A CanLit Conclusion
The other day, when reorganizing my laptop, I discovered a review I wrote three years ago for Re:verse, the now-defunct online publication of the League of Canadian Poets (I say “now-defunct” because it appears to have disappeared from the Internet), of Billeh Nickerson’s Impact. It was 2012; I was sixteen; I’d just had my first experience of CanLit without even knowing it.
Flash forward to 2015, and my first day at TNQ as a literary spy. Did I know what this mission would involve? Not really; I was just hoping there would be reading. What I didn’t guess was that this reading would mostly mean “reading short stories created with 100% Canadian content.” Have I mentioned I didn’t really like short stories? And that I knew nothing about Canadian literature? (I read The Edible Woman a few times. That’s about it.)
Novels? Poetry? No problem. If a novel was a freshly baked cake, though, short stories always seemed to me like their undercooked equivalent; I would still eat them because I love cake, but I wouldn’t enjoy it as much as I would have had it been cooked to golden perfection. (Moral of the story: bring me cake.)
However, since working at TNQ and obsessively reading back issues (as well as books by TNQ writers and issues of other literary magazines) I’m slowly but surely beginning to love short stories. Now, instead of seeming undercooked, they seem differently spiced: not incomplete but foreign. (Next up: learning to enjoy reading plays. Maybe I should find a job at the Stratford Festival.)
Even more importantly than learning to love short stories, I learnt that CanLit doesn’t fit into the neat little box that I pictured (namely, the box of boring). Have I read a lot about nature? Yes. But even more about cancer (I blame John Green) and love, and people living their lives. There is no one “CanLit topic” as I had previously imagined. If there is one way I would characterize it, it’s “dreamlike”; so much of the writing I’ve read during my time here has kept me guessing, trying to peek behind the surface of the words to reach their intent…as the best writing should.
It’s all this reading that has made me believe CanLit is not dead. Despite recent debate on its status (this article, and the essay “Shackled to a Corpse” in Issue 92 of CNQ, as well as the closure of Descant), I would like to argue that CanLit is actually flourishing, in part because of articles like these. If it’s being debated, it exists. (Plus, the first article uses the phrase “spies from nowhere” to describe Canadian writers…so how could I not agree?) Finally, I wouldn’t even be writing this post if there weren’t some demand for CanLit, because TNQ itself wouldn’t exist.

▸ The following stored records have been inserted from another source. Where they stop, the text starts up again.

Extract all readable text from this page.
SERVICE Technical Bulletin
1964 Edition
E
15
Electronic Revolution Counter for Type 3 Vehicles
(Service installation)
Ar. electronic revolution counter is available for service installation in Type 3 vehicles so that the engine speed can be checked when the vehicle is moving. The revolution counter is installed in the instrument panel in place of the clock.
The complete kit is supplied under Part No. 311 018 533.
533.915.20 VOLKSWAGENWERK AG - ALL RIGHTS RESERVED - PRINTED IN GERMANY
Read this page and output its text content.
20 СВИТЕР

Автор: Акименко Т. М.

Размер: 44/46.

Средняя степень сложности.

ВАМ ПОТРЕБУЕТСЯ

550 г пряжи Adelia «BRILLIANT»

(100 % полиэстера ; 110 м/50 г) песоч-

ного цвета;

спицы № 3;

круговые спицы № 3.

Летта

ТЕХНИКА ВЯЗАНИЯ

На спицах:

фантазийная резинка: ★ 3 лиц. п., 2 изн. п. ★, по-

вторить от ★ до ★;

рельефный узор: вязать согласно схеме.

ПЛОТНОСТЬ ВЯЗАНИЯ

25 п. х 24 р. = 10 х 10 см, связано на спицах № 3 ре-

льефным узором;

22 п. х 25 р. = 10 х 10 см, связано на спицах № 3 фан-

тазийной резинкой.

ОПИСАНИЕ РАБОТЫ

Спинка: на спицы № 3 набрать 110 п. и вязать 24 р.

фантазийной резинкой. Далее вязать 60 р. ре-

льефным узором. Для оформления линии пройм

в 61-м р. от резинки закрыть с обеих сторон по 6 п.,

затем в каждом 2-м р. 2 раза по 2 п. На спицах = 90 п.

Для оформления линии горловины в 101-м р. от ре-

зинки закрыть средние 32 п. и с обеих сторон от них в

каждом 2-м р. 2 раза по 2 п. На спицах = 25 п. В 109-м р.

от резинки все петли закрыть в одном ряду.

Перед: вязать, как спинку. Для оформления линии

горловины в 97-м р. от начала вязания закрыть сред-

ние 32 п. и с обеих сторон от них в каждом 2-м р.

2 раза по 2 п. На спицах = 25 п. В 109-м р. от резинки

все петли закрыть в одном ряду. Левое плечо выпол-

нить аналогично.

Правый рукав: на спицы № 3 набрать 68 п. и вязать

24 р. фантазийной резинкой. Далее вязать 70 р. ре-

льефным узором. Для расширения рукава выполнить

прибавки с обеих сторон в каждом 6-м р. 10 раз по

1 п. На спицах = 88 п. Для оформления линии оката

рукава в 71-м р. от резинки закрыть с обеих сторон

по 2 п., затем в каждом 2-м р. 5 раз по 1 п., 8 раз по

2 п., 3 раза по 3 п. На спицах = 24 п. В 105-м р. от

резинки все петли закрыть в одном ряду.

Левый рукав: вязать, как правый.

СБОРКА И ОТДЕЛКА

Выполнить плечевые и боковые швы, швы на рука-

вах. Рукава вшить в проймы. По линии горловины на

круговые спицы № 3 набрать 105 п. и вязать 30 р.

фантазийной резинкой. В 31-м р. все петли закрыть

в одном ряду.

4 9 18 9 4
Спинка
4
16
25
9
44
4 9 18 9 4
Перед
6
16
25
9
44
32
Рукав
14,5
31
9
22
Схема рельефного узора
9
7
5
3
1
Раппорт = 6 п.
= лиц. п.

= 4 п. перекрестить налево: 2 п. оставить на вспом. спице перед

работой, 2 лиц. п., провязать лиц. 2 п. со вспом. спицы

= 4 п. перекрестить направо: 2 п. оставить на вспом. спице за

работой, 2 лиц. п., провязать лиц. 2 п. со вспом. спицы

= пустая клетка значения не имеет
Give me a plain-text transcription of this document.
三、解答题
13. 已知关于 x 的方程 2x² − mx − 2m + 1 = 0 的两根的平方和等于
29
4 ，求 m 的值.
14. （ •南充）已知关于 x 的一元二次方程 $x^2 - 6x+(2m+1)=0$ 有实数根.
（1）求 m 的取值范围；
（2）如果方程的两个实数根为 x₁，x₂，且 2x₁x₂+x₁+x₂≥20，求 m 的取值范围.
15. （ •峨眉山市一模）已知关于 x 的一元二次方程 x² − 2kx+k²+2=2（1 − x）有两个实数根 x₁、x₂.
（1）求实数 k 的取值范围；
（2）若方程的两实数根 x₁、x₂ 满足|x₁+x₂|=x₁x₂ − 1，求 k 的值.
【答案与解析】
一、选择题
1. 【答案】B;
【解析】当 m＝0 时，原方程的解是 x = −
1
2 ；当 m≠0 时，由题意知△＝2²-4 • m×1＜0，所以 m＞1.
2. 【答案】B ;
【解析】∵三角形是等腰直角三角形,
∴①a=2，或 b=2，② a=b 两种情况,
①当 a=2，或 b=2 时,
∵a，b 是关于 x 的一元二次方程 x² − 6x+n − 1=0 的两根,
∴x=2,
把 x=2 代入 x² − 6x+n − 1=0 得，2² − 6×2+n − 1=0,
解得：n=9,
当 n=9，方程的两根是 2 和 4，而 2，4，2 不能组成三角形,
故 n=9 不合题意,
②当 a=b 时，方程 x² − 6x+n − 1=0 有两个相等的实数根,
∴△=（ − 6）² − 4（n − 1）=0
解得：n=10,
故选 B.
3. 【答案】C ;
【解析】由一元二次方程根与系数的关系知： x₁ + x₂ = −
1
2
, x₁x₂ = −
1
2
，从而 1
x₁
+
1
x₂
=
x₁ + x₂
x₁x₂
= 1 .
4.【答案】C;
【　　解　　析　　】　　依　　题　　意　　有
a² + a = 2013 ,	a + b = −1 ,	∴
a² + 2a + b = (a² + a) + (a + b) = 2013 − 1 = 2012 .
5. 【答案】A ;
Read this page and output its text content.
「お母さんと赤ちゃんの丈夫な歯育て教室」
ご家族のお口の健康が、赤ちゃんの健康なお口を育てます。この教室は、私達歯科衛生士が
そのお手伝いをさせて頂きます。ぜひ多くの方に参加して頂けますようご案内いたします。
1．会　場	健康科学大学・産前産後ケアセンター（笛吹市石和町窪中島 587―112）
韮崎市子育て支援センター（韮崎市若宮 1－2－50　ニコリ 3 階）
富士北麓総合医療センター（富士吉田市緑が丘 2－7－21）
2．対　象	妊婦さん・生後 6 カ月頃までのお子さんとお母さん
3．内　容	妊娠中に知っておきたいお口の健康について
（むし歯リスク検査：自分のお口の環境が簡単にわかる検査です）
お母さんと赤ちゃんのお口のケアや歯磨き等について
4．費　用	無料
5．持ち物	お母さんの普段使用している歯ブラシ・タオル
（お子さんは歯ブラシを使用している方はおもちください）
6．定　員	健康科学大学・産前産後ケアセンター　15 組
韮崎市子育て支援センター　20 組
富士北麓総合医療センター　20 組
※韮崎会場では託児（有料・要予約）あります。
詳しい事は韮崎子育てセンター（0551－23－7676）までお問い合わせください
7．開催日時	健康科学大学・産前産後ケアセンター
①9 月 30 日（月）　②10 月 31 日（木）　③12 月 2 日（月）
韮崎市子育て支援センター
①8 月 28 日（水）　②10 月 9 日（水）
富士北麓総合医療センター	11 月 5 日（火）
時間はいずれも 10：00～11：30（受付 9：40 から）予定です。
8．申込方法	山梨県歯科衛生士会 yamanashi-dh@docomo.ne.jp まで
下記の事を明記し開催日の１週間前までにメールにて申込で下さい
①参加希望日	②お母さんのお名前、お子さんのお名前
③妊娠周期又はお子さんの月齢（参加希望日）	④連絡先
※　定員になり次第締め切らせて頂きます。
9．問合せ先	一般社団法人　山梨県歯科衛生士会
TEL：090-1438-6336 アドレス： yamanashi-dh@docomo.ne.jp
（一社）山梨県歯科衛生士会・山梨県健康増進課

Has working at TNQ taught me to define CanLit? No, nor would I want it to. Just as the meaning of what it is to be Canadian is continually in flux, so too should our literature be. I’m certainly no expert, but as someone who is inching her way into the community of Canadian writing, I’ve already seen so many vibrant and diverse examples of writing both within TNQ and without that I can’t help but have faith in CanLit as a creature in its own right.
Want to have your faith restored? Pick up a Canadian poem. Go volunteer for a literary magazine. Write a short story yourself (for our contest, maybe?). Defy your prejudices against CanLit. You might just like it.